Cada ser carrega em si os desejos, as tendências que a educação, o meio ambiente e os acontecimentos reprimiram ao longo da existência, a tal ponto que a personalidade inicial encontra-se, devido a isto, mais ou menos modificada. É esta personalidade de base que a iniciação reforça e amplia (BENISTE, 2010, p. 263).

Desse modo, os filhos de Exu são herdeiros natos de seus principais atributos. Com isso, causam problemas nos meios em que vivem, provocando inversões da ordem estabelecida, ou seja, subvertendo as ordens social e culturalmente construídas.

O arquétipo de Exu é muito comum em nossa sociedade onde proliferam pessoas com caráter ambivalentes, ao mesmo tempo boas e más, porém com inclinação para a maldade, o desatino, a obscenidade, a depravação e a corrupção. Pessoas que têm a arte de inspirar confiança e dela abusar, mas que apresentam, em contrapartida, a faculdade de inteligente compreensão dos problemas dos outros e a dar ponderados conselhos, com tanto mais zelo quanto maior a recompensa esperada. As cogitações intelectuais enganadoras e as intrigas políticas lhes convêm particularmente e são, para elas, garantias de sucesso na vida (VERGER, 2002, p. 79-80).

Por este motivo, os filhos de Exu são marcados e sempre vistos com certa desconfiança e medo.

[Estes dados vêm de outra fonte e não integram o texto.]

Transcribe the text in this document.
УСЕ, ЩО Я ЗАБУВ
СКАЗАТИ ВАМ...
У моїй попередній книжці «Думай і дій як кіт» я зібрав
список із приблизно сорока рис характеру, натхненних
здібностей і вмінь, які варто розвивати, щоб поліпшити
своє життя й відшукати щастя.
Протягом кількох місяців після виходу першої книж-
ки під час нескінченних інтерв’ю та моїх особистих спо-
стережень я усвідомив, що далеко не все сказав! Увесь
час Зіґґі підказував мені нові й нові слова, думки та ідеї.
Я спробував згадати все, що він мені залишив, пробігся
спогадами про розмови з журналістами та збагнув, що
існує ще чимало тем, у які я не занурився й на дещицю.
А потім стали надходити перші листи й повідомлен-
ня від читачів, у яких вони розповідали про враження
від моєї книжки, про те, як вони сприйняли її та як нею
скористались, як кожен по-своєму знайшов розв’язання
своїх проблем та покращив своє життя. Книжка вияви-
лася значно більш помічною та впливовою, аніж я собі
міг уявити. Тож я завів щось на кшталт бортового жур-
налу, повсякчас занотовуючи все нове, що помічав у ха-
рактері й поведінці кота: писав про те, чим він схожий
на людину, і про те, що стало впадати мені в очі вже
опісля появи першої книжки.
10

Todavia os filhos de Exu não se tornam uma ameaça se não houver desigualdades, injustiças, opressões que necessitem subverter o que está estabelecido em favor dos desfavorecidos, ou seja, Exu entra onde existe brecha, falhas, onde precise de movimentação ou mudanças.

Assim, o arquétipo de Exu influencia a personalidade de seus filhos em função de imagens primordiais preexistentes, representações herdadas que são a base da estrutura arquetípica junto à psique de seus filhos, manifestando tendências instintivas e impulsivas. Nesse sentido, percebemos que os filhos de Exu geram muitos conflitos no que tange à sexualidade e liberação, pois, para uma sociedade conservadora e cristã, tais práticas chocam em virtude de suas exacerbações (haja vista as vidas dos filhos de Exu serem regidas por uma intensa atividade sexual). Os seus ímpetos de liberdade trazem desconfortos para uma sociedade que mantém a sexualidade controlada e vigiada.